Além de sua relação de amizade com a primeira-dama, Rosângela Silva, a Janja, Anielle tem sido prestigiada por Lula em eventos públicos, em demonstrações de apoio.
O último deles ocorreu há dez dias, quando ela esteve ao lado do presidente, no Palácio do Planalto, para a assinatura da titulação de 15 territórios quilombolas.
Irmã da ex-vereadora Marielle Franco, brutalmente assassinada em 2018, Anielle também é vista no entorno do presidente como uma das apostas petistas para 2026. Filiada ao PT do Rio, ela chegou a ser cotada para assumir o posto de vice do prefeito Eduardo Paes (PSD) na disputa municipal, mas não houve acordo. Agora, a ministra deve buscar uma vaga no Congresso na próxima eleição.

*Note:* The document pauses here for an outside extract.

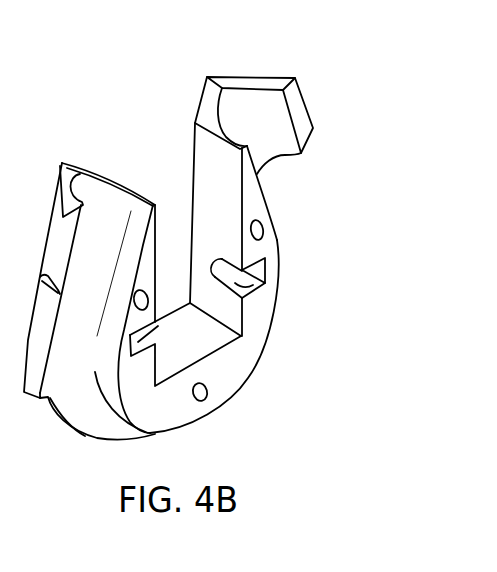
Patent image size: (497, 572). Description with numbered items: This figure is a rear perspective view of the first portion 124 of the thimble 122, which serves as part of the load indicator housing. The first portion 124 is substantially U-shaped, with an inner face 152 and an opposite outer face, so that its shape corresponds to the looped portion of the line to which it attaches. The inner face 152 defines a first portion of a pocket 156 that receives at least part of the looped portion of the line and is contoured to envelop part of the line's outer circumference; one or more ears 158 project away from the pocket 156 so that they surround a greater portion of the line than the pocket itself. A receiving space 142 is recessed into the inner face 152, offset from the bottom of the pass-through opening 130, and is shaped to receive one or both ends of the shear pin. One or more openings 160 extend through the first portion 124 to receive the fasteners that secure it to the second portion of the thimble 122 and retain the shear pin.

Desde a saída de Almeida do governo, porém, seu trabalho à frente da pasta da Igualdade racial tem sido colocado em xeque. Pelo menos três cartas abertas de movimentos negros tradicionais foram levadas a Lula com críticas à conduta da ministra.
Em outubro, terreiros e entidades de matriz africana assinaram um documento dirigida ao presidente em que acusam Anielle de “descaso total” em relação a políticas públicas para o segmento. O documento abordava possibilidade de “retrocessos” em medidas iniciadas em outras gestões petistas.
Já a Rede Amazônia Negra apontou “descaso e abandono” do ministério com a Amazônia e a região Norte do Brasil, enquanto a Convergência Negra citou “apagamento da participação social” nos debates do ministério.
Ação ‘orquestrada’
A divulgação das cartas coincidiu com a demissão do ativista do movimento negro Yuri Silva do ministério. Nos bastidores, integrantes da pasta apontam que a ligação dele com Almeida pesou para sua saída. Ele chefiava a Secretaria do Sistema Nacional de Promoção da Igualdade Racial.
Em meio a divisões no movimento negro causado pela disputa entre os grupos, aliados da ministra veem ação "orquestrada" para desgastá-la no cargo.
— O trabalho da Anielle não pode ser medido só pelas entregas do ministério, que tem um menor orçamento, mas por todo governo, pela transversalidade da influência da pasta e pelo trabalho de convencimento para que outras áreas também entreguem políticas de igualdade racial — afirma o fundador da UneAfro Brasil, Douglas Belchior.